Cosas
Pensaba y pensaba desde mi almohada si el pan del desayuno iba a ser de molde o de chapata, y si el aceite tendría un cierto sabor afrutado a melocotón o a manzana, y al final, de tanto pensar hasta me dió taquicardia: ¿Melocotón, manzana?... Ya no era capaz ni de prepararme el café en su punto. ¡Qué cosas tan importantes son los olores y sabores de los aceites!... Sonreí. Para otros, supongo.
El gato estaba lleno de nudos y me peleé con él al cepillarlo. Me arañó, le di un cachete y continué. Aún así quedaron algunos sin desenredar. Es un animal bellísimo en su salvajismo defensivo.
Después me acerqué a la cocina a por mis tostadas (elegí de las dos, para evitar ‘comeduras de tarro’), el aceite supermaravilloso (ni manzana ni melocotón) y el jamón ibérico del bueno, el de siempre. Una parte blanca chiquituja de la grasa periférica se la di a la perra, que se quedó encantadísima con el regalo. Y seguí pensando... En manzanas... En cómo se pelearon varios niños en un país africano por el hueso de la que me había tomado yo y sobre cómo compré tres kilos para regalarlas y aquello se convirtió en una multitud y pasé miedo.
También pensé en los niños uniformados soviéticos, casi todos rubitos y sonrientes, paseando con sus profesores de excursión, comiendo manzanas verdes de máquinas expendedoras.
Y en aquella niña ucraniana que cada mañana comía y comía fruta en mi casa hasta que le brilló el pelo.
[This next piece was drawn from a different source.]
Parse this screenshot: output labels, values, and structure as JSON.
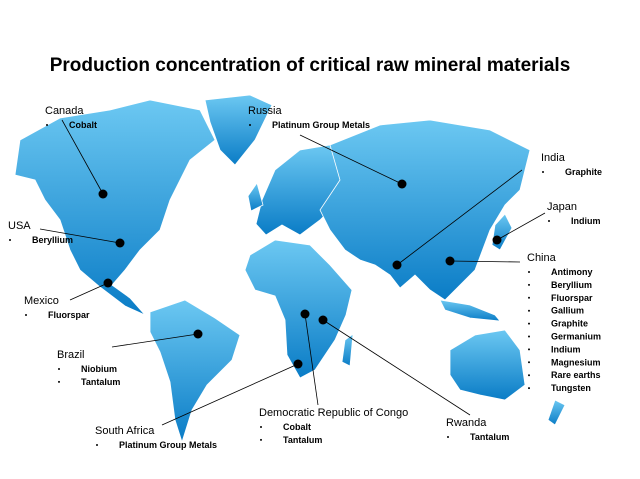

Mi gato se lamió la pata derecha con interés, lo cogí en brazos para acariciarlo como a un bebé, observé sus legañas (“debo limpiarle los ojos”, musité para mí) y, la perra, después de analizarnos con mirada tristona y celosa, se marchó a tomar el sol al mirador del salón. Me preparé otro capuchino con su espumita. Mientras lo saboreaba me puse a escuchar música en mi hipermegazapatófono de Anacleto y llamó mi padre para dar los buenos días. Iba a salir a por los periódicos, como es su costumbre.
Sí, verdaderamente tanto el olor como el sabor del aceite es muy importante, tiene una trascendencia descomunal.